Over the last year, there has been significant interest in solving many small linear algebra problems simultaneously. Library vendors such as MKL and NVIDIA, along with researchers at instutions including Manchester, Tennessee, and Sandia National Labs have all been attempting to perform these calculations as efficiently as possible.
Over the weekend prior to the SIAM CSE17 meeting, many of those researchers (including myself) held a workshop to discuss strategies for batched BLAS (basic linear algebra subprogram) computations. Furthermore, lots of discussion was aimed at standardising the function APIs and the memory layout that users will interact with. The slides, and a number of research papers on the topic, are available at this page.

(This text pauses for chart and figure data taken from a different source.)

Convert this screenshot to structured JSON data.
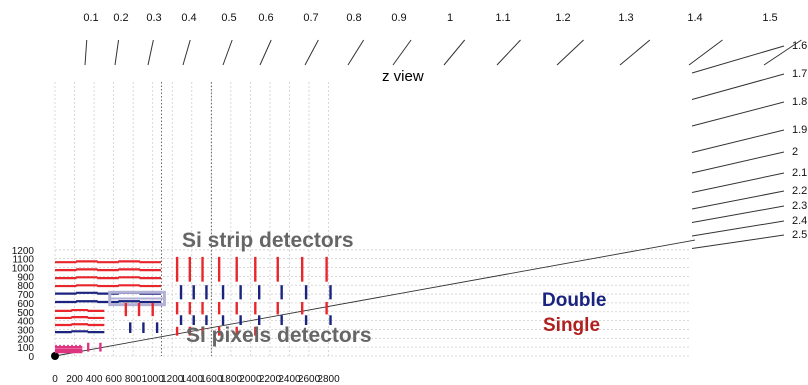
{
  "title": "z view",
  "x_ticks": [
    "0",
    "200",
    "400",
    "600",
    "800",
    "1000",
    "1200",
    "1400",
    "1600",
    "1800",
    "2000",
    "2200",
    "2400",
    "2600",
    "2800"
  ],
  "y_ticks": [
    "0",
    "100",
    "200",
    "300",
    "400",
    "500",
    "600",
    "700",
    "800",
    "900",
    "1000",
    "1100",
    "1200"
  ],
  "eta_labels": [
    "0.1",
    "0.2",
    "0.3",
    "0.4",
    "0.5",
    "0.6",
    "0.7",
    "0.8",
    "0.9",
    "1",
    "1.1",
    "1.2",
    "1.3",
    "1.4",
    "1.5",
    "1.6",
    "1.7",
    "1.8",
    "1.9",
    "2",
    "2.1",
    "2.2",
    "2.3",
    "2.4",
    "2.5"
  ],
  "regions": {
    "strip": "Si strip detectors",
    "pixel": "Si pixels detectors"
  },
  "legend": {
    "double": "Double",
    "single": "Single"
  },
  "colors": {
    "double": "#1a237e",
    "single": "#e8262b",
    "pixel": "#e0337f",
    "strip_box": "#b3b0d6",
    "legend_single": "#b0201e"
  },
  "layers": {
    "barrel": [
      {
        "r": 1060,
        "z": [
          0,
          1080
        ],
        "kind": "single"
      },
      {
        "r": 970,
        "z": [
          0,
          1080
        ],
        "kind": "single"
      },
      {
        "r": 880,
        "z": [
          0,
          1080
        ],
        "kind": "single"
      },
      {
        "r": 790,
        "z": [
          0,
          1080
        ],
        "kind": "single"
      },
      {
        "r": 705,
        "z": [
          0,
          1080
        ],
        "kind": "double"
      },
      {
        "r": 610,
        "z": [
          0,
          1080
        ],
        "kind": "double"
      },
      {
        "r": 510,
        "z": [
          0,
          500
        ],
        "kind": "single"
      },
      {
        "r": 430,
        "z": [
          0,
          500
        ],
        "kind": "single"
      },
      {
        "r": 350,
        "z": [
          0,
          500
        ],
        "kind": "single"
      },
      {
        "r": 270,
        "z": [
          0,
          500
        ],
        "kind": "double"
      }
    ],
    "pixel_barrel": [
      {
        "r": 45,
        "z": [
          0,
          280
        ]
      },
      {
        "r": 70,
        "z": [
          0,
          280
        ]
      },
      {
        "r": 100,
        "z": [
          0,
          280
        ]
      }
    ],
    "pixel_disks": [
      {
        "z": 340,
        "r": [
          50,
          150
        ]
      },
      {
        "z": 465,
        "r": [
          50,
          150
        ]
      }
    ],
    "tid_disks": [
      {
        "z": 725,
        "rings": [
          "single",
          "double"
        ]
      },
      {
        "z": 860,
        "rings": [
          "single",
          "double"
        ]
      },
      {
        "z": 1000,
        "rings": [
          "single",
          "double"
        ]
      }
    ],
    "tec_disks": [
      {
        "z": 1270,
        "rings": [
          "single",
          "double",
          "single",
          "double",
          "single"
        ]
      },
      {
        "z": 1400,
        "rings": [
          "single",
          "double",
          "single",
          "double",
          "single"
        ]
      },
      {
        "z": 1530,
        "rings": [
          "single",
          "double",
          "single",
          "double",
          "single"
        ]
      },
      {
        "z": 1700,
        "rings": [
          "single",
          "double",
          "single",
          "double",
          "single"
        ]
      },
      {
        "z": 1880,
        "rings": [
          "single",
          "double",
          "single",
          "double",
          "single"
        ]
      },
      {
        "z": 2070,
        "rings": [
          "single",
          "double",
          "single",
          "double",
          "single"
        ]
      },
      {
        "z": 2300,
        "rings": [
          "single",
          "double",
          "single",
          "double",
          "single"
        ]
      },
      {
        "z": 2550,
        "rings": [
          "single",
          "double",
          "single",
          "double",
          "single"
        ]
      },
      {
        "z": 2800,
        "rings": [
          "single",
          "double",
          "single",
          "double",
          "single"
        ]
      }
    ]
  }
}
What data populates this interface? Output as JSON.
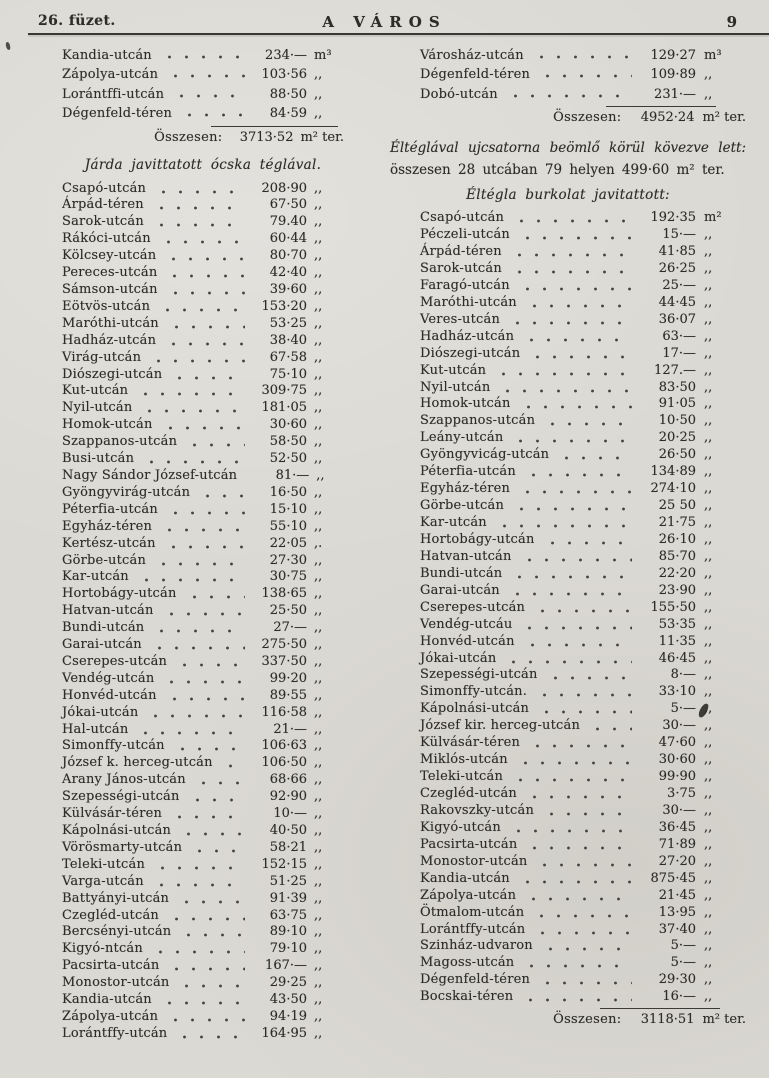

At the SIAM CSE17 meeting, our team at Manchester organised a minisymposium to discuss the highlights of our weekend with a wider audience. A brief summary of the four talks, along with a copy of their slides, is given below.
Talk 1: Mawussi Zounon (Univ. of Manchester)
Mawussi Zounon, University of Manchester.
The first talk was given by my colleague Mawussi Zounon. After introducing the basic concept behind batched BLAS, he discussed a strategy called “interleaving” that we have been working on to increase the performance of batched BLAS routines. Essentially, by changing the order of the matrix elements in memory, we can optimise the use of the vector units and cache memory in modern multi-core architectures such as the 68 core Intel Knights Landing (KNL). This can lead to extremely large speedups (> 40x) for batch Cholesky solves. The slides can be found here.
Talk 2: Sarah Knepper (Intel)
Sarah Knepper, Intel.
In the second talk, Sarah Knepper outlined the new Intel KNL architecture, discussed MKLs proposed API for batched BLAS operations, and gave some excellent performance results for batched DGEMM and DTRSM routines that will appear in MKL 18 beta later this year. Whilst MKL 18 beta will not include the interleaved memory format discussed by Mawussi, there are plans for it to be incorporated in future releases. Sarah’s presentation can be found here.
Talk 3: Chris Cecka (NVIDIA)
Chris Cecka, NVIDIA.
Next up, Chris Cecka spoke about his recent work on accelerating tensor contractions on GPUs. This is a vitally important task to accelerate models in deep learning, but also appears in a number of high-dimensional PDEs etc. By using batched (and interleaved) matrix multiplications, Chris explained how all possible permutations of the tensor indices can be computed. He also showed the excellent performance improvements to the strided batched GEMM in the latest CUDA toolkit release: the performance of batched GEMM is the essentially the same as regular GEMM. More information on strided batched GEMM can be found here whilst the slides for this talk are here.
Talk 4: Ahmad Abdelfattah (Univ. of Tennessee)
Slides from Ahmad Abdelfattah, University of Tennessee.
The final talk of the session was given by Ahmad Abdelfattah from the Innovative Computing Laboratory, Univ. of Tennessee. Ahmad spoke about the design of batched BLAS operations in MAGMA (a popular linear algebra library for GPUs). In particular, he gave details about how the memory layout must be adapted for GPU architectures to deal with the different memory heirarchy. Ahmad’s slides are available here.
Overall the minisymposium was a massive success. There were around 60 people in the audience and the talks sparked some healthy debate about our approaches, and the performance that can be obtained. We would welcome any feedback on batched linear algebra, or on how it can be exploited in applications.